SQL 2016 alwayOn AG failover failure when primary site went down

  • Hi,

    I have an issue that happened during a disaster testing.
    The setup is the following.
    2 sites geographically separated with AD on both sites replicated between
    SQL 2016 AlwaysOn Availability group setup with synchronous commit
    Primary sql server on site 1
    Secondary sql server on site 2
    File share witness on a file server on site 2.

    The disater exercise looked as follows:

    The power to site 1 was cut off. The AD on site 2 took over the domain responsibilities. All applications worked well with only one site available. Except for the SQL servers in the AlwaysOn setup.
    The databases on server 1 went down but no failover was done.
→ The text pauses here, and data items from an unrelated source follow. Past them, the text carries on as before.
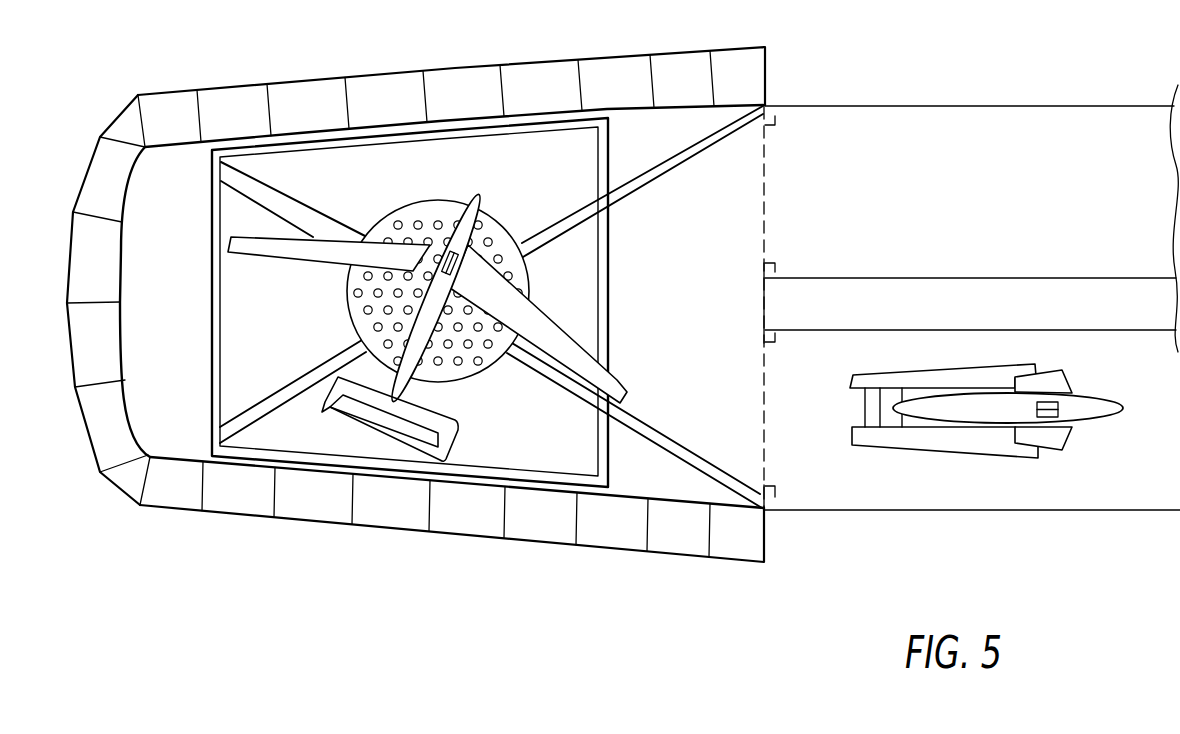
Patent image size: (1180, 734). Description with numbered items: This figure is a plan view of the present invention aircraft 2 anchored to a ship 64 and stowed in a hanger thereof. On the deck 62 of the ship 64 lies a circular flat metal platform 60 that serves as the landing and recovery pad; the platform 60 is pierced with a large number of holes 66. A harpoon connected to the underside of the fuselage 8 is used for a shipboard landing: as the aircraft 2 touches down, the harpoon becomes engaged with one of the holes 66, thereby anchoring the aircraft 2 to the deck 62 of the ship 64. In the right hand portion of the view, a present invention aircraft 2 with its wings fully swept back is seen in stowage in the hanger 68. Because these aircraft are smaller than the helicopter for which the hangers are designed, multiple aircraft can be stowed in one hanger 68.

The aircraft 2 is at (947, 464).
The fuselage 8 is at (417, 385).
The platform 60 is at (497, 222).
The deck 62 is at (368, 74).
The ship 64 is at (1068, 519).
The holes 66 is at (407, 211).
The hanger 68 is at (816, 372).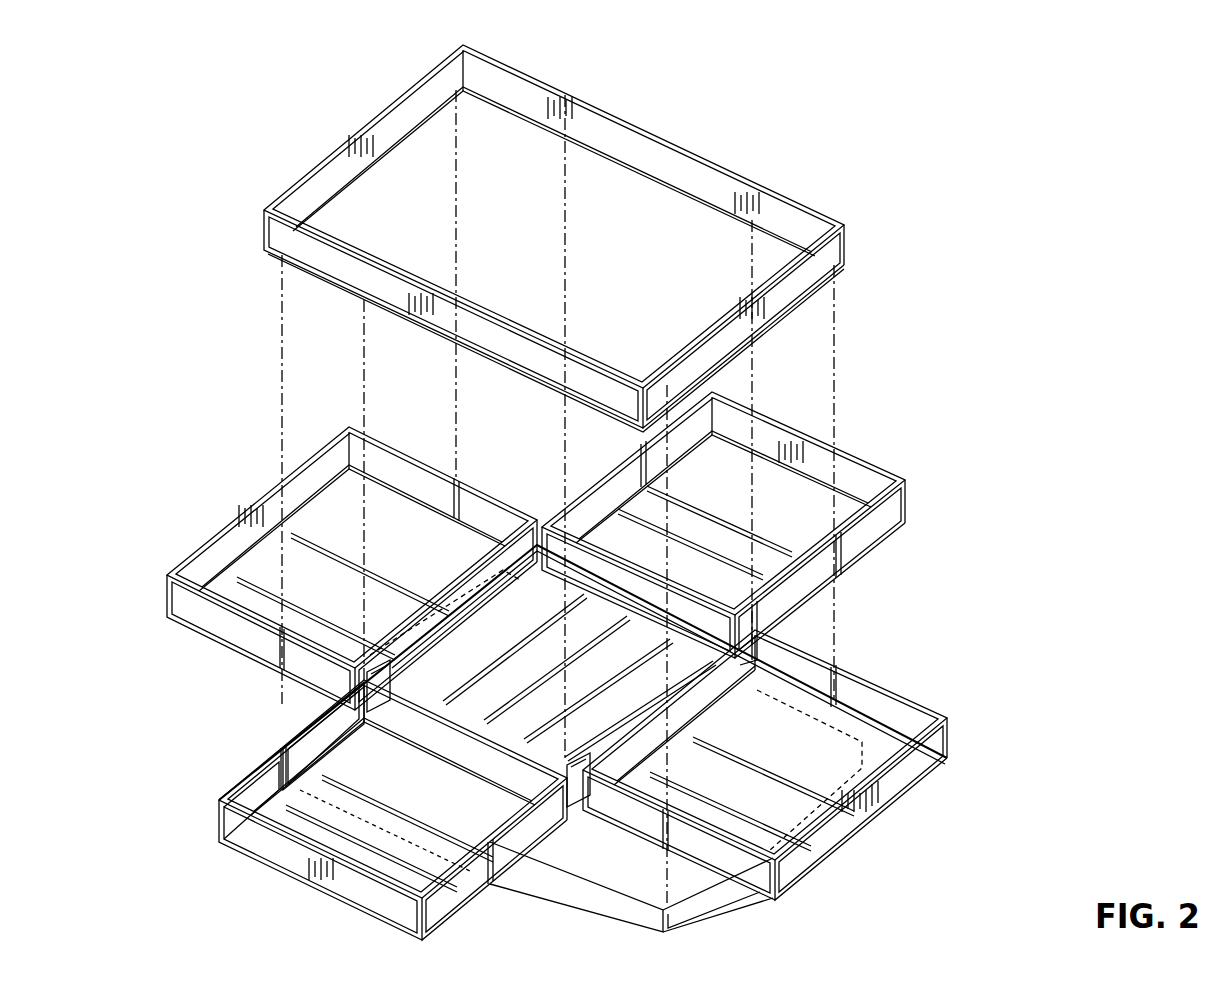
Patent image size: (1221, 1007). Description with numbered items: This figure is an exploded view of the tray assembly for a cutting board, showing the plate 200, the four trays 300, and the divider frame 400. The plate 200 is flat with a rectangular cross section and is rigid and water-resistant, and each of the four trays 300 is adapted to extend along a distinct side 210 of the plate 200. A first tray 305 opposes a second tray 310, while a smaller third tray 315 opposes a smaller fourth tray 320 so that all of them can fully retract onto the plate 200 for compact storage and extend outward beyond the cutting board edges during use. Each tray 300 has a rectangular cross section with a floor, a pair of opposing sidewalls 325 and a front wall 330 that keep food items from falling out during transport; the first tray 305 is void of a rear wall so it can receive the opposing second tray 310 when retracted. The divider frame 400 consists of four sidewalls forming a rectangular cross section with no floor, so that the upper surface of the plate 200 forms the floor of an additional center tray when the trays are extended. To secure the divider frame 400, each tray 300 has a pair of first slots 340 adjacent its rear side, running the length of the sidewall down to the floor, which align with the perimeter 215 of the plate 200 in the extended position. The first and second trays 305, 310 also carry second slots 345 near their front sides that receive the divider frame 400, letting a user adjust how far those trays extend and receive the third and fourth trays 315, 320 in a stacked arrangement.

The plate 200 is at (690, 908).
The side 210 is at (327, 695).
The perimeter 215 is at (885, 800).
The tray 300 is at (542, 818).
The first tray 305 is at (385, 897).
The second tray 310 is at (862, 478).
The third tray 315 is at (247, 508).
The fourth tray 320 is at (917, 770).
The sidewalls 325 is at (907, 690).
The front wall 330 is at (785, 877).
The first slots 340 is at (783, 628).
The second slots 345 is at (282, 742).
The divider frame 400 is at (668, 161).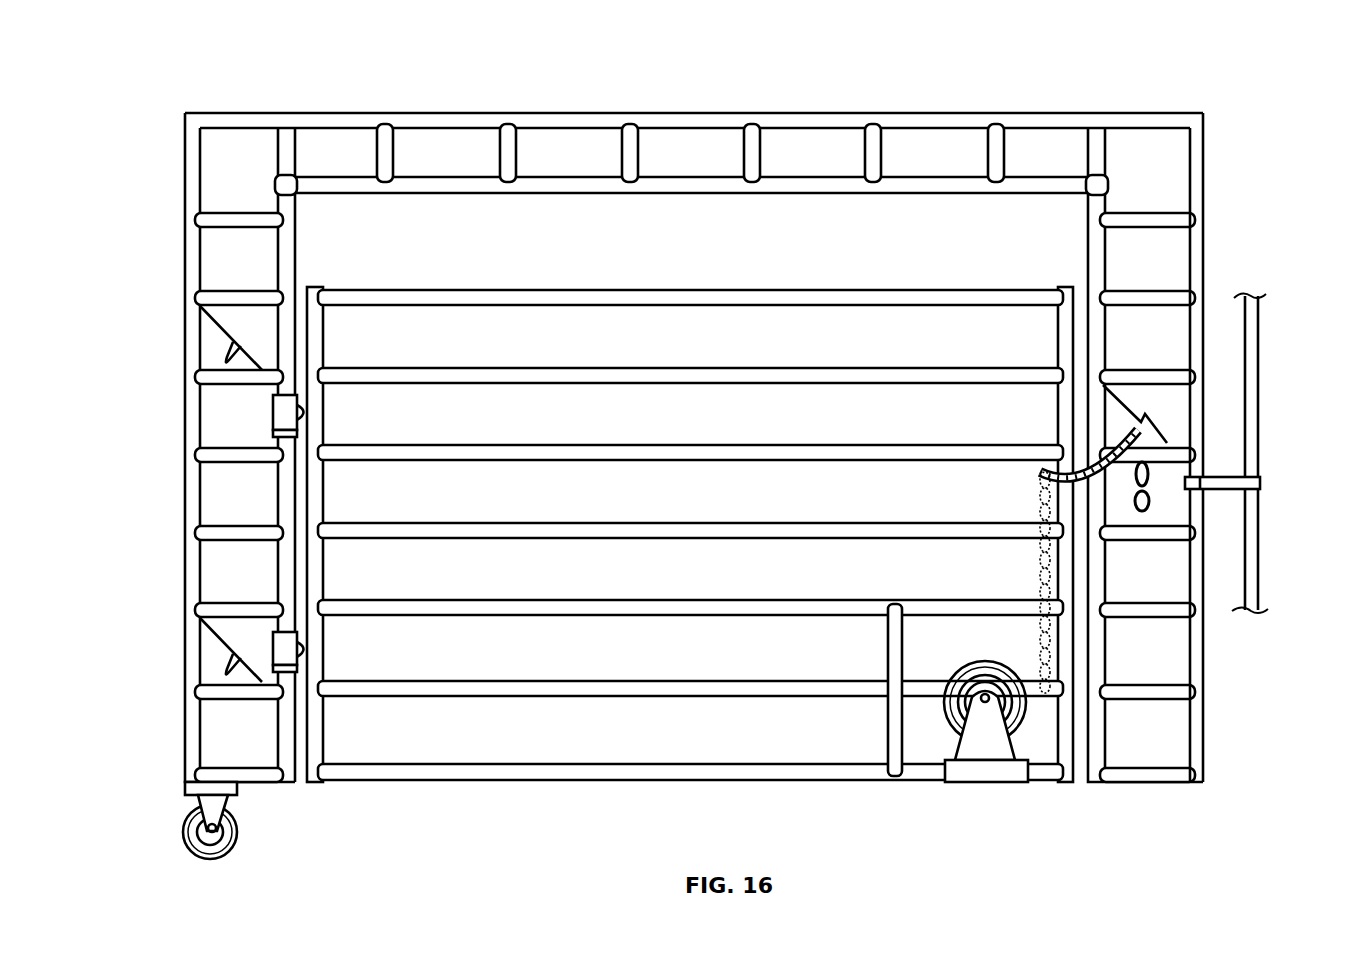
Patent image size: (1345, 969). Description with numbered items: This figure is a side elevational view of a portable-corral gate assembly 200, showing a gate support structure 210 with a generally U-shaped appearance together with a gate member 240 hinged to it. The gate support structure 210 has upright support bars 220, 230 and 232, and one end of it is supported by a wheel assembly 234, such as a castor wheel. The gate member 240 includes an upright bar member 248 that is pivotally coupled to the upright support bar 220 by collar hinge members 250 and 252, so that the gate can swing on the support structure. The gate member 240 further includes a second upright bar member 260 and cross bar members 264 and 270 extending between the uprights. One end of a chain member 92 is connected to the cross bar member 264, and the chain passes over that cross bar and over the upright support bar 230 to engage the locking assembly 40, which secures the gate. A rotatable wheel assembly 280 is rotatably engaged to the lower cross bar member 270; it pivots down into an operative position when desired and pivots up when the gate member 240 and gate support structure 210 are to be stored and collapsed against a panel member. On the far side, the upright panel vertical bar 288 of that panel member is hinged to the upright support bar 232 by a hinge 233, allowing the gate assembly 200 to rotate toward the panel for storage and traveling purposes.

The gate assembly 200 is at (245, 96).
The gate support structure 210 is at (462, 107).
The upright support bar 220 is at (288, 252).
The upright support bar 230 is at (1095, 250).
The upright support bar 232 is at (1197, 265).
The hinge 233 is at (1247, 485).
The wheel assembly 234 is at (247, 830).
The gate member 240 is at (690, 562).
The upright bar member 248 is at (315, 352).
The collar hinge member 250 is at (303, 412).
The collar hinge member 252 is at (303, 650).
The upright bar member 260 is at (1062, 348).
The cross bar member 264 is at (608, 452).
The cross bar member 270 is at (780, 781).
The rotatable wheel assembly 280 is at (938, 704).
The upright panel vertical bar 288 is at (1253, 336).
The locking assembly 40 is at (227, 320).
The chain member 92 is at (1041, 476).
    When the disaster exercise was over and power to site 1 was turned on the dbs were available again.

    So I wonder
    - Is this how it should work? Or is it some config that needs to be fixed?
    - Shouldn't a failure like this (one site is lost) trigger an automatic failover of AG to the other db server on the other site?

    What am I missing?

    If you have any input or you could point me to a resource for me too check, I would really appreciate it.

    Thanks,

    rico

  • check ag group properties

  • Thanks for the tip but it is already set to automatic.

    So the questions are:

    -  When the server goes down, the AG fails over to  node 2.
    - But what should happen if all primary site goes down? Should the AG failover to site 2? Is this how it works? Or is it that in this case no failover will occur?

    rico

  • Start from cluster level, the cluster went down after site 1 had gone down? If not what was DBs and replica state, for automatic failover they should be Synchronized, you can check this on report or in DMV
    select * from sys.dm_hadr_database_replica_states
    select * from sys.dm_hadr_availability_replica_states

    column is_failover_ready in sys.dm_hadr_database_replica_cluster_states should be 1 for databases that can failover

  • Thanks, but this happened a few days ago so I can't see the status from then. The dbs and AGs are up and running right now.
    I'm troubleshooting the incident.

    I try to understand the underlying functionality of a cluster to see if it's by design or actually a failure.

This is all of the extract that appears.